Favorinus
Philosopher, Deceased Person
0080 – 0160
Who was Favorinus?
Favorinus of Arelate was a Roman sophist and philosopher who flourished during the reign of Hadrian.
He was of Gaulish ancestry, born in Arelate. He is described as a hermaphrodite by birth. He received an exquisite education, first in Gallia Narbonensis and then in Rome, and at an early age began his lifelong travels through Greece, Italy and the East. His extensive knowledge, combined with great oratorical powers, raised him to eminence both in Athens and in Rome. With Plutarch, with Herodes Atticus, to whom he bequeathed his library at Rome, with Demetrius the Cynic, Cornelius Fronto, Aulus Gellius, and with Hadrian himself, he lived on intimate terms; his great rival, whom he violently attacked in his later years, was Polemon of Smyrna.

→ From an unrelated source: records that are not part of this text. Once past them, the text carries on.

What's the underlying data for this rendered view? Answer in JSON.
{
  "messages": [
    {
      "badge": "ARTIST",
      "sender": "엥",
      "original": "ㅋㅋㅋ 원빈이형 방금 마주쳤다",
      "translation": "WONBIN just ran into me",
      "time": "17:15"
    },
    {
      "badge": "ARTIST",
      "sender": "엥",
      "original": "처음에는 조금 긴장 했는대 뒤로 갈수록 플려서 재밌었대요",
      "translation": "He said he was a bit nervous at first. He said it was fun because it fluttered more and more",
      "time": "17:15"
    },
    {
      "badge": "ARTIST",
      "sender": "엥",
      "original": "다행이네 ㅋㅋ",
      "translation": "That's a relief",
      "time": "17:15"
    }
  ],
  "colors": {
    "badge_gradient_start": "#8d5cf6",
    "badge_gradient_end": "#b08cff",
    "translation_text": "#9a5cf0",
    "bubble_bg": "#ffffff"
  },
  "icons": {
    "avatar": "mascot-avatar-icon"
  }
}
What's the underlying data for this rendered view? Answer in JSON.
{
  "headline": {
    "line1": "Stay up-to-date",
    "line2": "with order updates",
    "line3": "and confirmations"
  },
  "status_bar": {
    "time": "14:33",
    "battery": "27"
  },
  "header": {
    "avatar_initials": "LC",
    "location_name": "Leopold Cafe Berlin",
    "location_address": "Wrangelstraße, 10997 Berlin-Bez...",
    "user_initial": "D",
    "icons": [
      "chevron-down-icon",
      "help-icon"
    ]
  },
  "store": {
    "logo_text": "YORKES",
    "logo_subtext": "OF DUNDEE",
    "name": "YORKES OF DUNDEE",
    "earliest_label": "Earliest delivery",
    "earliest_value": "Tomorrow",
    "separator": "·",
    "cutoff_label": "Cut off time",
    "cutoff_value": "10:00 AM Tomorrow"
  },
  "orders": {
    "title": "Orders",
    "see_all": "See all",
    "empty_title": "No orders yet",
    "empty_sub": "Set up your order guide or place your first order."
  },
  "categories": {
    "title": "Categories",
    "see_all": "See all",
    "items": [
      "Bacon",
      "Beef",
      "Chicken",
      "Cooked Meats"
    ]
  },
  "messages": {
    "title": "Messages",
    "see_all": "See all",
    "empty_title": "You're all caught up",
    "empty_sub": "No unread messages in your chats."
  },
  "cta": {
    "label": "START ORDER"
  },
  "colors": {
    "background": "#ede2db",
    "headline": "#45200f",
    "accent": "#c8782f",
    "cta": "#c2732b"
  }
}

It was Favorinus who, on being silenced by Hadrian in an argument in which the sophist might easily have refuted his adversary, subsequently explained that it was foolish to criticize the logic of the master of thirty legions. When the servile Athenians, feigning to share the emperor's displeasure with the sophist, pulled down a statue which they had erected to him, Favorinus remarked that if only Socrates also had had a statue at Athens, he might have been spared the hemlock.